Research released today for Macular Degeneration Awareness Week (27 May – 2 June 2012) Has revealed Australians significantly underestimate the role of family history in developing macular degeneration, the leading cause of blindness and vision loss in Australia.
The national survey commissioned by the Macular Degeneration Foundation (MDF) found nearly three in four Australians (71%) did not correctly identify the role family history plays in developing the disease. This is despite research showing there is a 50% chance of developing macular degeneration when a family history of the disease is present.
Alarmingly, the research also found an estimated 2.1 million Australians over the age of 50 years, those most at risk, are unaware that having a parent with macular degeneration increases their chances of developing the disease.
Also, according to the research, one in three Australians incorrectly believes vision loss caused by macular degeneration is just a normal part of ageing.
CEO of the Macular Degeneration Foundation, Julie Heraghty said, "The results of the research are of great concern as about one in seven Australians over the age of 50 (one million people) have some evidence of macular degeneration, a chronic disease with a prevalence four times that of Dementia and more than half that of Diabetes.
"Australians need to know macular degeneration is not a normal part of ageing. Those most at risk are those over 50 years or with a family history of macular degeneration. This is why it is critical to make your family's macular health a priority and have your eyes tested and macula checked," said Heraghty.
One of Australia's favourite entertainers and MDF Ambassador, Jean Kittson, knows only too well the importance of family history when it comes to macular degeneration as her mother was diagnosed with the disease 15 years ago.
"When I tell people I have a 50 percent chance of getting it too, most people are shocked. But one of the greatest things I learnt from my mother is the importance of family and talking with each other. Sharing family stories and finding out who you are and your family health history could make the difference in saving your sight.
"Since Mum and my two uncles were diagnosed I've learned about macular degeneration, so I am vigilant in taking care of my family's nutrition by preparing food that helps protect our eye health. I also make sure I have my eyes tested and macula checked often," said Kittson.
"My daughters are 14 and 20, and I want to do all that I can to help them minimise the possibility of them developing MD. I want them to be able to see their children and their grand children grow and to be able to be independent for a long as possible," said Kittson.
Julie Heraghty says, "When you're with your family next talk about your history of macular degeneration. We want all Australians and their families to see a future and not have precious memories robbed by this disease."
Research key findings:
One in three Australians incorrectly believe vision loss caused by macular degeneration is a normal part of ageing.
Only one in five Australians (16%) correctly identified the chance of developing macular degeneration as 50% if you have a direct family history.
Generation X (aged 35-49) is more aware than their parents and children about the genetic risk of developing macular degeneration.
More than half of the population incorrectly identified spending less time on the computer and resting your eyes as ways to reduce the risk of developing macular degeneration.

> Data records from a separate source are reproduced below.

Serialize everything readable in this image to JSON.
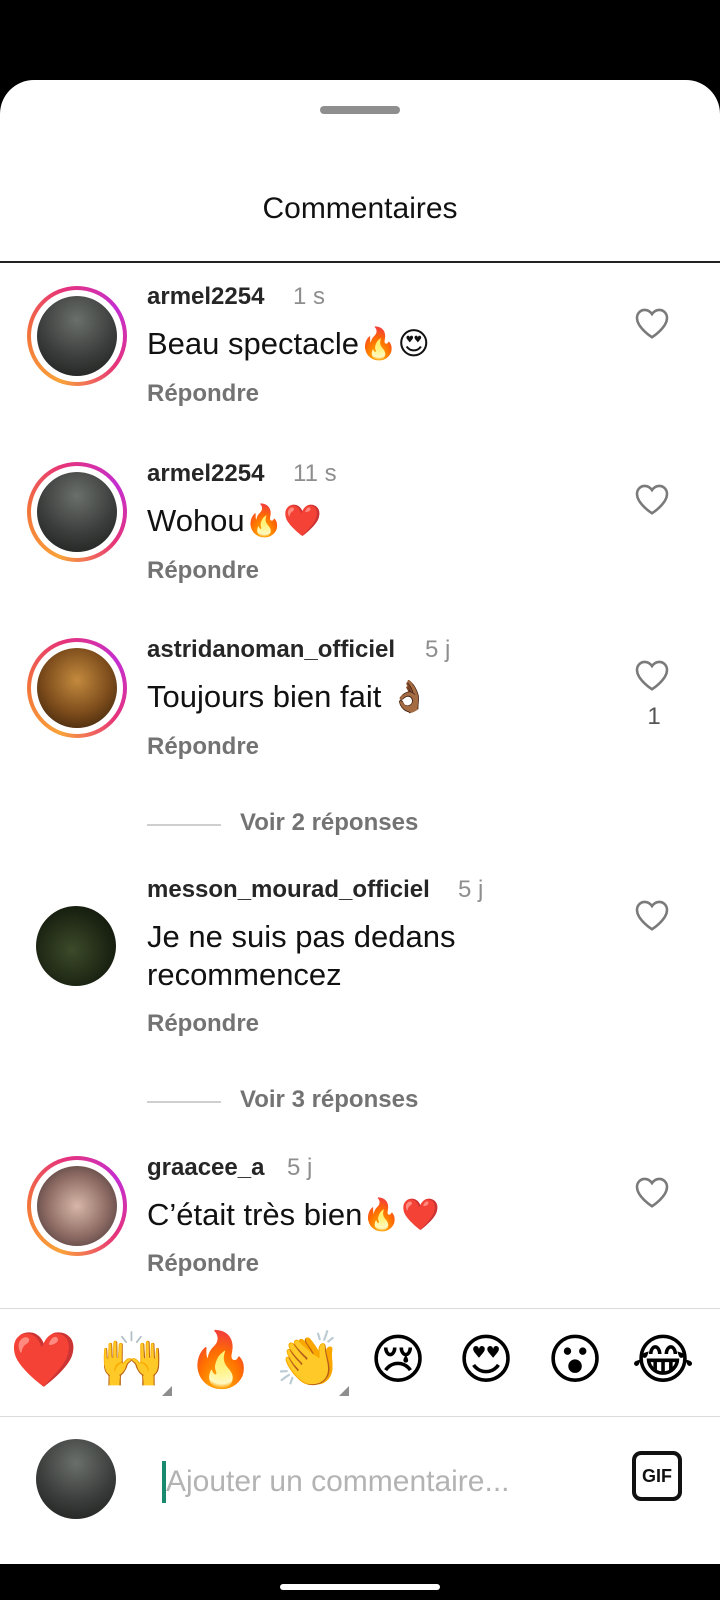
{
  "sheet": {
    "title": "Commentaires"
  },
  "comments": [
    {
      "username": "armel2254",
      "time": "1 s",
      "text": "Beau spectacle🔥😍",
      "reply": "Répondre",
      "likes": ""
    },
    {
      "username": "armel2254",
      "time": "11 s",
      "text": "Wohou🔥❤️",
      "reply": "Répondre",
      "likes": ""
    },
    {
      "username": "astridanoman_officiel",
      "time": "5 j",
      "text": "Toujours bien fait 👌🏾",
      "reply": "Répondre",
      "likes": "1",
      "see_replies": "Voir 2 réponses"
    },
    {
      "username": "messon_mourad_officiel",
      "time": "5 j",
      "text_line1": "Je ne suis pas dedans",
      "text_line2": "recommencez",
      "reply": "Répondre",
      "likes": "",
      "see_replies": "Voir 3 réponses"
    },
    {
      "username": "graacee_a",
      "time": "5 j",
      "text": "C’était très bien🔥❤️",
      "reply": "Répondre",
      "likes": ""
    }
  ],
  "emoji_bar": [
    "❤️",
    "🙌",
    "🔥",
    "👏",
    "😢",
    "😍",
    "😮",
    "😂"
  ],
  "composer": {
    "placeholder": "Ajouter un commentaire...",
    "gif_label": "GIF"
  },
  "colors": {
    "story_ring": "#e6337a",
    "caret": "#1a8a6e"
  }
}
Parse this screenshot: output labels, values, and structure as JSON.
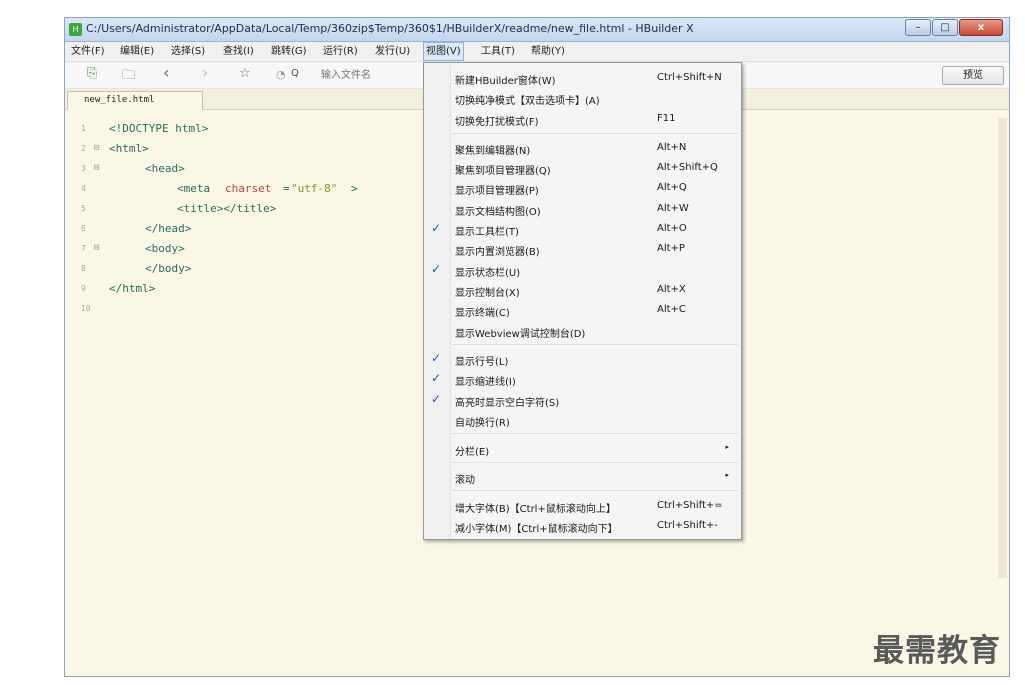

Those aged 16-24 years were the most misinformed, with 81% incorrectly identifying that spending less time on the computer would reduce their risk and 77% saying resting their eyes would help.
Most of those interviewed incorrectly identified iron (55%) and calcium (38%) as nutrients important for eye health, while it is lutein, zeaxanthin, zinc and omega-3s that are crucial for macular health.
About the survey
The Macular Degeneration Foundation commissioned Galaxy Research, a leader in Australian research to conduct this survey in February 2012 including a sample size of 1,100 respondents aged 16 years and older.